Another problem is the randomness intrinsic to an environment that’s constantly recycling itself. The endless parade of faceless pedestrians and vehicles detracts from the personality that should be inherent in a city or other habitable environment – even a wasteland or a jungle. Think The Watchmen – graphic novel artists have plenty of freedom to explore minor characters and other narrative elements, but there’s no reason game designers shouldn’t take the same liberties. The newspaperman and the kid reading the Tales of The Black Freighter comic go miles toward fleshing out the city, and little details like that are what’s missing from open world games. A recreation of New York City or the Wild West can be as visually faithful as it likes, but without those little narrative elements, it’ll never reach its full potential.

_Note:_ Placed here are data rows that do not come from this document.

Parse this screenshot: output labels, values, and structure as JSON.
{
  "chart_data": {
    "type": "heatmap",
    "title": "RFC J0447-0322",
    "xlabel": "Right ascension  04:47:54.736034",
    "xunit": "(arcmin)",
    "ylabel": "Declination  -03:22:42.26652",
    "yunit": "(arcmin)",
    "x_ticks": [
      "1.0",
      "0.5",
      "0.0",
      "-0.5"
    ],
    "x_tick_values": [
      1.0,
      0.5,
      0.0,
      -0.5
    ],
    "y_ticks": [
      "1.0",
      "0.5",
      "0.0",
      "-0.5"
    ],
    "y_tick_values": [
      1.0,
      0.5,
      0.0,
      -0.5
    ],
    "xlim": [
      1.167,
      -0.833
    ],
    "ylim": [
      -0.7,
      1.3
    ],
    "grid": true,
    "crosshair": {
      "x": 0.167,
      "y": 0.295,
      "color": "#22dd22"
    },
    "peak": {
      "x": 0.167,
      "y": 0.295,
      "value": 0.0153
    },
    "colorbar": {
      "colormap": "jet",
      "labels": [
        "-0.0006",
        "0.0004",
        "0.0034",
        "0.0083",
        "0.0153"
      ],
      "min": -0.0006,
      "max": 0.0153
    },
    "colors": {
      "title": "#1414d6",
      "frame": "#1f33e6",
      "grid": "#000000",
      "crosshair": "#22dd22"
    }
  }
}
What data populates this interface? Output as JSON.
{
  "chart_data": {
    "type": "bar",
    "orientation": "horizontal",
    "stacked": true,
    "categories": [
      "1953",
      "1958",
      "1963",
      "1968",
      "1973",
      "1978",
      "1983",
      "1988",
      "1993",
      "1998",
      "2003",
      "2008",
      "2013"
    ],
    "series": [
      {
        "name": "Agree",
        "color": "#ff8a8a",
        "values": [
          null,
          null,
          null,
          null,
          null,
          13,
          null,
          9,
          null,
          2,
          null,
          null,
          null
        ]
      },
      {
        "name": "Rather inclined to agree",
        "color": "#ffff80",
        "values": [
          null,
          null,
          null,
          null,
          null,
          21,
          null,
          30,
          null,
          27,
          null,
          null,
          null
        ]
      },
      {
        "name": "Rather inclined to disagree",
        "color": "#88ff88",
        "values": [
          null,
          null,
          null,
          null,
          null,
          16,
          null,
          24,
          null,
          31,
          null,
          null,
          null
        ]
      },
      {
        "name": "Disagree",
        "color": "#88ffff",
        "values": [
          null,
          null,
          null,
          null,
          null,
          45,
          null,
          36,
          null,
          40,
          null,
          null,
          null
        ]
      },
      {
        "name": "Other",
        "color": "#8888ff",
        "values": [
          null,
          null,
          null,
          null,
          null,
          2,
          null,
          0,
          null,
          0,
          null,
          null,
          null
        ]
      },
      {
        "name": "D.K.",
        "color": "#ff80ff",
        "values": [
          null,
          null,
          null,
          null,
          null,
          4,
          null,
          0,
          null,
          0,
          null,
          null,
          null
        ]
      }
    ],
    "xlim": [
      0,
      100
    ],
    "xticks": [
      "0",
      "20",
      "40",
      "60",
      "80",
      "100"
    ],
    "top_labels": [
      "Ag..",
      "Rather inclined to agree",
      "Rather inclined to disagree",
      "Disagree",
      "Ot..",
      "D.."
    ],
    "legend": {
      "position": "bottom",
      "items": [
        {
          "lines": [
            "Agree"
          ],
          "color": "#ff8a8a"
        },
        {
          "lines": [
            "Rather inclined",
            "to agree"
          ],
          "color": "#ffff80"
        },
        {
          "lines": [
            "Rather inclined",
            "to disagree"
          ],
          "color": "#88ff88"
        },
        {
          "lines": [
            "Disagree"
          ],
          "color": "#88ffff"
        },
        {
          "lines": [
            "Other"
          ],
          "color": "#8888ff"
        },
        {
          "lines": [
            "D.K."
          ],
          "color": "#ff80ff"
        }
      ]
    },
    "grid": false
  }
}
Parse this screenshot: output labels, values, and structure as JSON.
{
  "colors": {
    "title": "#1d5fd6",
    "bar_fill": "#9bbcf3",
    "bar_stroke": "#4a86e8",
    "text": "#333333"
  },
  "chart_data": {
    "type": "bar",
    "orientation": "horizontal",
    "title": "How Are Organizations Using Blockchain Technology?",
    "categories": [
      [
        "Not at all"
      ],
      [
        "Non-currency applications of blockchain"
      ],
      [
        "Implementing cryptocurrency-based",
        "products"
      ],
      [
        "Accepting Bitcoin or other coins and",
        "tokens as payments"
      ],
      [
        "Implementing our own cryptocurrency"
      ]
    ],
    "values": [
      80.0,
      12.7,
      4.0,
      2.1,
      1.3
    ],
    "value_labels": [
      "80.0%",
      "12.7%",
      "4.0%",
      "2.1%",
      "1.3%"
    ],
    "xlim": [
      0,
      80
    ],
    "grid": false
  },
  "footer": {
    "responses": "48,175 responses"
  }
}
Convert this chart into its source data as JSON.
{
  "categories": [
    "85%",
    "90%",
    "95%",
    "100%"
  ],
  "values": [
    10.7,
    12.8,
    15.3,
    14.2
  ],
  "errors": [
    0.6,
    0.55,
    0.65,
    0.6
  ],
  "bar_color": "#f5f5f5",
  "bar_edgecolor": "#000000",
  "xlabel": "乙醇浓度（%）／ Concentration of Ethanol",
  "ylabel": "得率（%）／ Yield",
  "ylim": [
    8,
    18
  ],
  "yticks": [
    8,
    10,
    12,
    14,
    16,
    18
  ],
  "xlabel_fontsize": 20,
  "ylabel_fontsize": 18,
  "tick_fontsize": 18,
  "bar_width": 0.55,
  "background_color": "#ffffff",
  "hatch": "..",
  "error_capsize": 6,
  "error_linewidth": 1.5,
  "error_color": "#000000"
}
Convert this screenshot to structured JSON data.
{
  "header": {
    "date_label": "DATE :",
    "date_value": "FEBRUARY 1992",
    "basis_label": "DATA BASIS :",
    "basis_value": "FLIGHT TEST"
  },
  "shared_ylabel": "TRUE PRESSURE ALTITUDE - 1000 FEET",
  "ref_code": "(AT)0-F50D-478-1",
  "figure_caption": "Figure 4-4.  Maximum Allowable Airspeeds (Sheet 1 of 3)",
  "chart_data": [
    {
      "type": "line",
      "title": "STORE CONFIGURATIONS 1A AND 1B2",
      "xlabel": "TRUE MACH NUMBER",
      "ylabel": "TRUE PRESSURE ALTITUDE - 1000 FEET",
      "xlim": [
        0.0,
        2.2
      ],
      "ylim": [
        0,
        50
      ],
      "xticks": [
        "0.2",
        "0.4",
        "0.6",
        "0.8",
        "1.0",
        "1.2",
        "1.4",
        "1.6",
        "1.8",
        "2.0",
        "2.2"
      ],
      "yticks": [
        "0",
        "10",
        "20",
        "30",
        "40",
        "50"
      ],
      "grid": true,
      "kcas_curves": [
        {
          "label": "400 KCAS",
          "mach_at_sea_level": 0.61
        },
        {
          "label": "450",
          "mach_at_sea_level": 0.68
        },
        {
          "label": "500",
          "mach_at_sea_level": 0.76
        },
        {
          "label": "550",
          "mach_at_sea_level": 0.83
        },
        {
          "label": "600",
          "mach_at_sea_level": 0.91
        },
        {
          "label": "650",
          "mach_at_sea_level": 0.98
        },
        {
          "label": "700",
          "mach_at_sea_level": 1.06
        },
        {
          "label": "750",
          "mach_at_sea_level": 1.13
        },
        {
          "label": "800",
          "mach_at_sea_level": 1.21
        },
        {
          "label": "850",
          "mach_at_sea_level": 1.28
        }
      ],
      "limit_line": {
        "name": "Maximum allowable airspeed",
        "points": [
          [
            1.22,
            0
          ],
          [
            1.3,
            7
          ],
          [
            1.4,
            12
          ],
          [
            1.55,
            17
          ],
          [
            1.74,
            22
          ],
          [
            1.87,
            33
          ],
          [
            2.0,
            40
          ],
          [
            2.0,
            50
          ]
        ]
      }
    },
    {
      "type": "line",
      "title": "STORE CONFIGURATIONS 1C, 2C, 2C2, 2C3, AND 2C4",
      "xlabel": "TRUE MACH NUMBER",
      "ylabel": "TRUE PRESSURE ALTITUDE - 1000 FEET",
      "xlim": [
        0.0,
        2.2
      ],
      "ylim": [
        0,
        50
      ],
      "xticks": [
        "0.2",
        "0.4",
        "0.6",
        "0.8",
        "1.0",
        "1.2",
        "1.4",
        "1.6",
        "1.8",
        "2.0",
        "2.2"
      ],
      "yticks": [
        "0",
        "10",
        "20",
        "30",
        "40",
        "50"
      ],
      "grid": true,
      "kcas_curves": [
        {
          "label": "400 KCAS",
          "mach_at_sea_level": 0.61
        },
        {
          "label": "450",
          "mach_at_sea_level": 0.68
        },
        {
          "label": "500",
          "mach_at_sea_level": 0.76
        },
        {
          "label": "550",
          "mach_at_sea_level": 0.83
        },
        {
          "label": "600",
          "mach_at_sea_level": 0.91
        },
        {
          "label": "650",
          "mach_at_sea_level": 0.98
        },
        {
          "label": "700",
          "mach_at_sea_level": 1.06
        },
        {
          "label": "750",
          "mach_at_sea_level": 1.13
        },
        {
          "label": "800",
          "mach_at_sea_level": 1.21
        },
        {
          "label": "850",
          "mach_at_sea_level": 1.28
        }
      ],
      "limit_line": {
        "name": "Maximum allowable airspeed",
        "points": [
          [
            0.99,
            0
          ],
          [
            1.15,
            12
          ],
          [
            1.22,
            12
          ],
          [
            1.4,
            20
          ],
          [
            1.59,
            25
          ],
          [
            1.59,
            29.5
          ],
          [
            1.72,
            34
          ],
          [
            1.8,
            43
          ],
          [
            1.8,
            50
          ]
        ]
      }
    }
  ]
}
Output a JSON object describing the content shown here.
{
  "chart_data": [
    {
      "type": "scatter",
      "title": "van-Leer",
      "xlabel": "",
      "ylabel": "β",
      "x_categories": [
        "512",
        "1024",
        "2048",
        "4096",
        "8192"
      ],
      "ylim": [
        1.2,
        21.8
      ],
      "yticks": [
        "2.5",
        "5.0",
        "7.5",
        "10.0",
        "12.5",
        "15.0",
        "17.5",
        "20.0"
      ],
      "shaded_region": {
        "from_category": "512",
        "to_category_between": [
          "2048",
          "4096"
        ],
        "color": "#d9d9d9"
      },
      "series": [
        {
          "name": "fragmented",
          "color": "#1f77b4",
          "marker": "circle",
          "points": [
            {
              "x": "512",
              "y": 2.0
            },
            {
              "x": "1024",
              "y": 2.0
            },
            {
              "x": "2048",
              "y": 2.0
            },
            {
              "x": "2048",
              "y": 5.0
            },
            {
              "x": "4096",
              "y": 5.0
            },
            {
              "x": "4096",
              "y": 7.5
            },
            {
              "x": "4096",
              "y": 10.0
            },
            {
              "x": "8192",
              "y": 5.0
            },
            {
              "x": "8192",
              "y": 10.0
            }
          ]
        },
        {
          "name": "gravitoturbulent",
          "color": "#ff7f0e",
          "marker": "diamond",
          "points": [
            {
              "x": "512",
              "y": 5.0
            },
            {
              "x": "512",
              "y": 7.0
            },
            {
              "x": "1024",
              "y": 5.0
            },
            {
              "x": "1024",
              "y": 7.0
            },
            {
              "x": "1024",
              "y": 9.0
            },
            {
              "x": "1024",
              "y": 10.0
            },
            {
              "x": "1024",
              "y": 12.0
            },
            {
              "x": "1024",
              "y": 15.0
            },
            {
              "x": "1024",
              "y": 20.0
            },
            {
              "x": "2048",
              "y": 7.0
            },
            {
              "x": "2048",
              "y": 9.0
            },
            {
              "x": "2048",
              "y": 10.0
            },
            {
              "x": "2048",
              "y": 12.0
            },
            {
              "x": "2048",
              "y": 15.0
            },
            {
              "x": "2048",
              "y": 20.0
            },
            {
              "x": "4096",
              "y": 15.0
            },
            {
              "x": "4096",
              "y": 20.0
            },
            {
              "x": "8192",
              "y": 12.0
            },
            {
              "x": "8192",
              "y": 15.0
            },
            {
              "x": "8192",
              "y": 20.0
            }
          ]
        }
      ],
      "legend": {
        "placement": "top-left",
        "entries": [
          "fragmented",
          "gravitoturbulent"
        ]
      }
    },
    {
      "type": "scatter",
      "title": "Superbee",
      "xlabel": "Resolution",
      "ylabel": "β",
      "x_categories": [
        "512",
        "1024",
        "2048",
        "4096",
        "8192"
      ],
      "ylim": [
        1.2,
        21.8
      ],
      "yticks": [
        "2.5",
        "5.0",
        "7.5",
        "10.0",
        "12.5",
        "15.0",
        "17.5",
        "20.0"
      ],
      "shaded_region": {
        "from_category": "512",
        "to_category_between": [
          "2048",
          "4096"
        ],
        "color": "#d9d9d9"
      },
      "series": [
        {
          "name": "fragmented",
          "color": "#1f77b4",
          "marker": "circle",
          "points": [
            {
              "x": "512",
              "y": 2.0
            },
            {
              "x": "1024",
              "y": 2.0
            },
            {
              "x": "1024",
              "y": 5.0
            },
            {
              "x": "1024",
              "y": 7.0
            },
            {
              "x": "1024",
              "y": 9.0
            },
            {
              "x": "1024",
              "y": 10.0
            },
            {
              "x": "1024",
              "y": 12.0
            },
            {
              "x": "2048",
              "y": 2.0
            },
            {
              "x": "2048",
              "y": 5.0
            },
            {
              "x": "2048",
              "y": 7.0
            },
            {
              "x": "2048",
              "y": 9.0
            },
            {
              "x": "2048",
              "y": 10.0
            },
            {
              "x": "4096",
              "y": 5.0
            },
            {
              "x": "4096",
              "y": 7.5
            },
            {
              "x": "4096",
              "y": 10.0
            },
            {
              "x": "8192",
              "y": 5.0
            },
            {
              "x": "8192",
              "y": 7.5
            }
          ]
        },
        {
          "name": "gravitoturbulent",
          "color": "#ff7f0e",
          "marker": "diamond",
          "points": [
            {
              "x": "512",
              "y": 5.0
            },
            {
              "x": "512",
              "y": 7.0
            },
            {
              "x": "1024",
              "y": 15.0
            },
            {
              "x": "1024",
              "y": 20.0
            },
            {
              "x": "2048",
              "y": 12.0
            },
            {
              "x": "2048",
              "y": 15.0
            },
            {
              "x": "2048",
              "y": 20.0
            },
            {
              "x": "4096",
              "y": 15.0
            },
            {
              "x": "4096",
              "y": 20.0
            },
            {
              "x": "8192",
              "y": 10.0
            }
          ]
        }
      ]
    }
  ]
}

There are plenty of unique environments, art styles and gameplay mechanics that have yet to be explored in the open world style, but it’s improved storytelling – and more deliberate use of the environment as a storytelling element – that will ultimately take open world games to the next level. Just Cause 2’s grappling hook hijinks were a hell of a lot of fun, but the jungle was just as unsophisticated as that of any other open world game. Considering the environment is the one thing these games really have over those in other genres, it’s time developers started thinking up new ways for players to experience them.

Of course, they could always just give us more shit to blow up. Either way.